The Alere spokesperson noted that the company has submitted the CE-marked Alere q HIV-1/2 Detect qualitative assay for WHO prequalification and approval is pending, which would make it available for public sector procurement in resource-limited settings.
"A critical and urgent application will be early infant diagnosis in the fight to eliminate pediatric AIDS. Alere q HIV-1/2 Detect can also serve as a vital tool in diagnosis of HIV in other key populations," the spokesperson said.
An Alere q Filovirus Detect assay is also undergoing final stages of clinical validation for regulatory submissions, the spokesperson said, and the company has a pipeline of additional analytes including a plasma HIV viral load assay on the Alere q platform that it expects to submit for CE mark next year.
In other words, Alere plans to bring to market a number of HIV viral load assays. The plasma-based viral load assay is scheduled to debut in late 2016 or early 2017. "At the same time we are working on perfecting a whole blood [viral load] assay," the spokesperson said. "One does not replace the other – they are separate assays and we intend to bring both to market."
In a call following the firm's third quarter earnings last year, Alere's CEO and President Namal Nawana said the company had shipped over $1 million in Alere q products over the previous two quarters, and that the firm is "excited about the opportunity for this point-of-care molecular platform going forward."
Alere subsequently delayed filing its fourth quarter and full-year 2015 earnings in order to review revenue recognition in Africa and China. The company was soon after subpoenaed by the US Department of Justice, initiating an investigation of its business practices in Africa and other global locations. However, "this investigation has absolutely nothing to do with the development of the Alere q," the Alere spokesperson said, adding that the firm does not comment on ongoing investigations and is fully cooperating with the DOJ.

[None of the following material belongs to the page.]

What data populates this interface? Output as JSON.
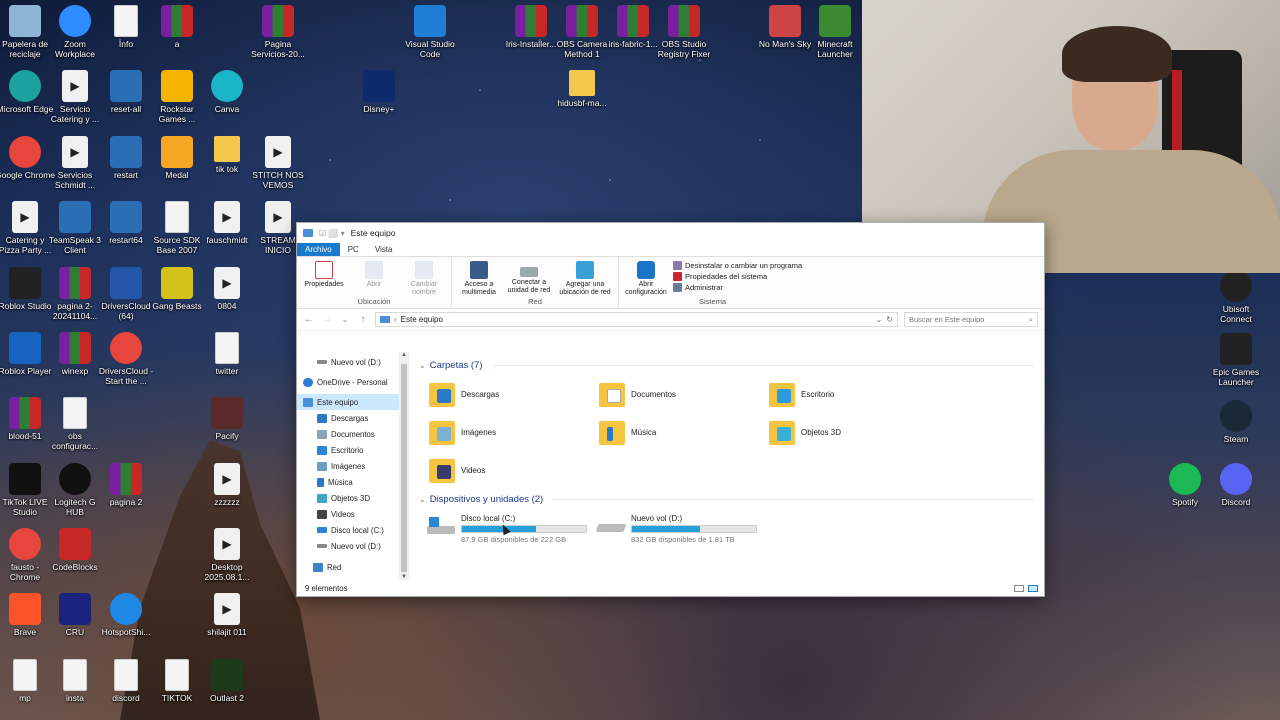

Meanwhile, HIV viral load measurement at the point of care continues to be a critical need in sub-Saharan Africa. At the time of the evaluation, Alere's test was the only point-of-care platform for HIV viral load that was suitable for implementation at the primary health care level, Jani said. However, a point-of-care test on Quidel's Savanna platform is slated to enter field studies this year. Cepheid's HIV viral load test has been CE-marked on the GeneXpert platform and the firm has described plans to bring that test onto the Omni point-of-care platform, although Omni's development has since been delayed. And Iquum had HIV whole blood and plasma tests on the Liat platform when Roche purchased that firm, although whether Roche will choose to develop those further is unclear.
In Mozambique, Jani said he and his colleagues are "aware of the pipeline of HIV related point-of-care assays [and] we are hoping that there will be healthy competition between all these platforms."
Jani said that he expects each one of the assays to reach the market with good analytical performance, a fair price, and feasibility for implementation at primary health care level. "Ultimately, these features will be the drivers of success and market share," he said.
In the meantime, the group will not be using the Alere q HIV viral load test prototypes on patients, in part because the assay is "not yet on the market nor approved by any international regulatory body," Jani said, but he noted that the qualitative test from Alere is currently being considered for implementation in some countries' health systems for early infant HIV diagnosis.